“Sorry to be a wet-blanket, but Washington’s collective celebration of House of Cards seems like a dereliction of our journalistic duty to be critical. We’ve participated in marketing a show to the rest of the country – Washington can’t get enough of House of Cards! – without acknowledging that it’s jumped the shark.”
That’s the conclusion from Politico‘s Dylan Byers on the second season of “House of Cards.” Wet blanket indeed.
We take Dylan’s point that DC journos have been the unwitting (or perhaps witting) marketing accomplices for the show, but so what? It’s not real. Do journalists really have an obligation to be critical of fiction. And pulp fiction at that?
“The second season of Netflix’s ‘House of Cards’ was a pretty big let down.” he says. “The storylines were preposterous. The principle characters were flat and cliched. The efforts at narrative transgression, either violent or sexual, were pathetic and unconvincing.”
One could criticize “Scandal” (and definitely “Homeland”) for the same reasons. Except why would you? Call us low-brow, but while verisimilitude and believeability are certainly important aspects of a television show, they aren’t the only benchmarks worth measuring by. There’s also good writing, excitement, surprise, catharsis, emotional engagement, titillation, and provocation -all of which “House of Cards” has in spades (ha).

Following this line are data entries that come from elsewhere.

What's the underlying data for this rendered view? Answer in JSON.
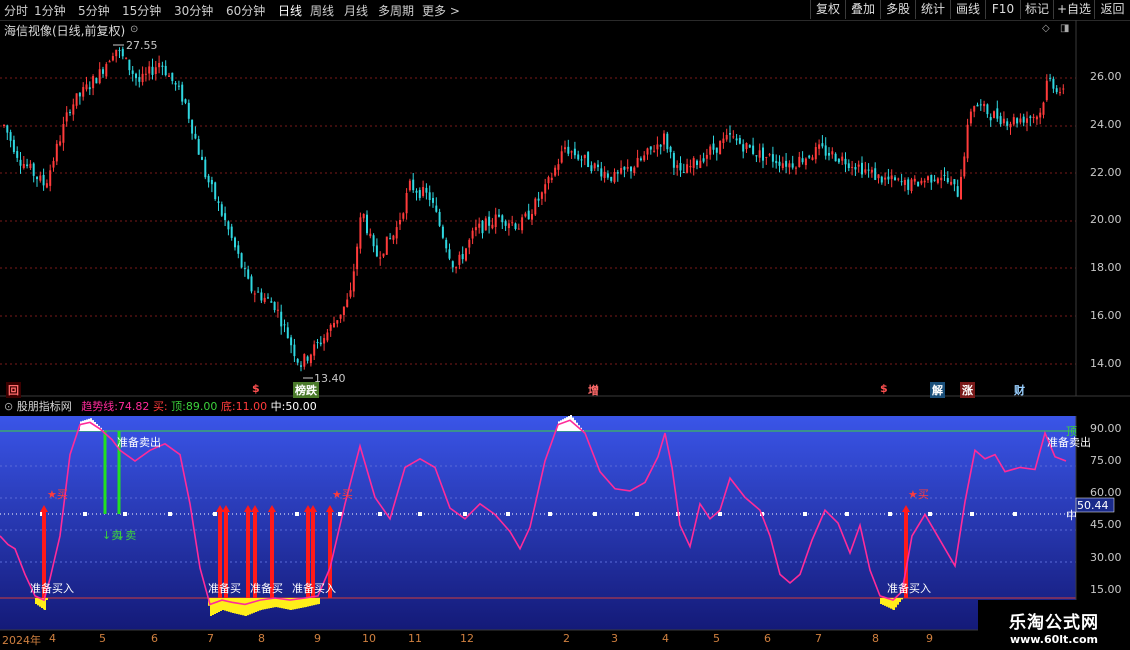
{
  "toolbar": {
    "timeframes": [
      "分时",
      "1分钟",
      "5分钟",
      "15分钟",
      "30分钟",
      "60分钟",
      "日线",
      "周线",
      "月线",
      "多周期",
      "更多 >"
    ],
    "active": "日线",
    "right_buttons": [
      "复权",
      "叠加",
      "多股",
      "统计",
      "画线",
      "F10",
      "标记",
      "+自选",
      "返回"
    ]
  },
  "main_pane": {
    "title": "海信视像(日线,前复权)",
    "high_label": "27.55",
    "low_label": "13.40",
    "y_ticks": [
      "26.00",
      "24.00",
      "22.00",
      "20.00",
      "18.00",
      "16.00",
      "14.00"
    ],
    "up_color": "#ff3b3b",
    "down_color": "#2fd7e0"
  },
  "events": [
    {
      "text": "回",
      "color": "#ff6a6a",
      "bg": "#3b0000"
    },
    {
      "text": "$",
      "color": "#ff5050",
      "bg": ""
    },
    {
      "text": "榜跌",
      "color": "#ffffff",
      "bg": "#4a7a2a"
    },
    {
      "text": "增",
      "color": "#ff6a6a",
      "bg": ""
    },
    {
      "text": "$",
      "color": "#ff5050",
      "bg": ""
    },
    {
      "text": "解",
      "color": "#ffffff",
      "bg": "#1a4f7a"
    },
    {
      "text": "涨",
      "color": "#ffffff",
      "bg": "#7a1a1a"
    },
    {
      "text": "财",
      "color": "#9ad0ff",
      "bg": ""
    }
  ],
  "indicator": {
    "name": "股朋指标网",
    "trend_label": "趋势线:",
    "trend_value": "74.82",
    "buy_label": "买:",
    "top_label": "顶:",
    "top_value": "89.00",
    "bottom_label": "底:",
    "bottom_value": "11.00",
    "mid_label": "中:",
    "mid_value": "50.00",
    "y_ticks": [
      "90.00",
      "75.00",
      "60.00",
      "45.00",
      "30.00",
      "15.00"
    ],
    "current_value": "50.44",
    "right_top": "顶",
    "right_mid": "中",
    "annotations": {
      "prepare_sell": "准备卖出",
      "sell": "卖",
      "prepare_buy": "准备买入",
      "buy": "买",
      "prepare_buy_short": "准备买"
    }
  },
  "x_axis": [
    "2024年",
    "4",
    "5",
    "6",
    "7",
    "8",
    "9",
    "10",
    "11",
    "12",
    "2",
    "3",
    "4",
    "5",
    "6",
    "7",
    "8",
    "9"
  ],
  "watermark": {
    "title": "乐淘公式网",
    "url": "www.60lt.com"
  }
}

And we’d beg to differ that the characters are any more flat than C.J. Craig or Sam Seaborn or Jed Bartlett -all glorified archetypes of Washington do-gooders. The dialogue in “The West Wing” was patently unbelievable -as was the idea that anyone could possibly be so completely driven by altruism and patriotism and be without serious personality flaws. But those characters were still compelling. Their struggles and travails were still of interest to viewers. And the actors who portrayed them still gave masterful performances. And ultimately, “The West Wing” was entertaining -the only measure that really matters on television in the end. We saw what happens when you try to hew too closely to the truth in a fictitious show about politics and journalism. It’s called “The Newsroom,” and it’s cancelled.
And wethinks Mr. Byers doth protest too much.
“The backslapping enthusiasm that greeted Matt Bai, Julianna Goldman, Major Garrett and other guest-starring journalists on Twitter only reinforces the idea that the Beltway media is self-obsessed,” he says.
Perhaps it is not disgust he feels, but guilt. Politico has, perhaps more than any other single institution, made its name on sensationalizing the oft-boring world of Washington politics and encouraging self-indulgence among journalists (See: This Town). It strikes us as rather rich that he laments the salacious and ridiculous way a fictional Washington is portrayed by Netflix, while his own publication does the same thing in real life. One ought not throw stones in glass houses -even at houses made of cards.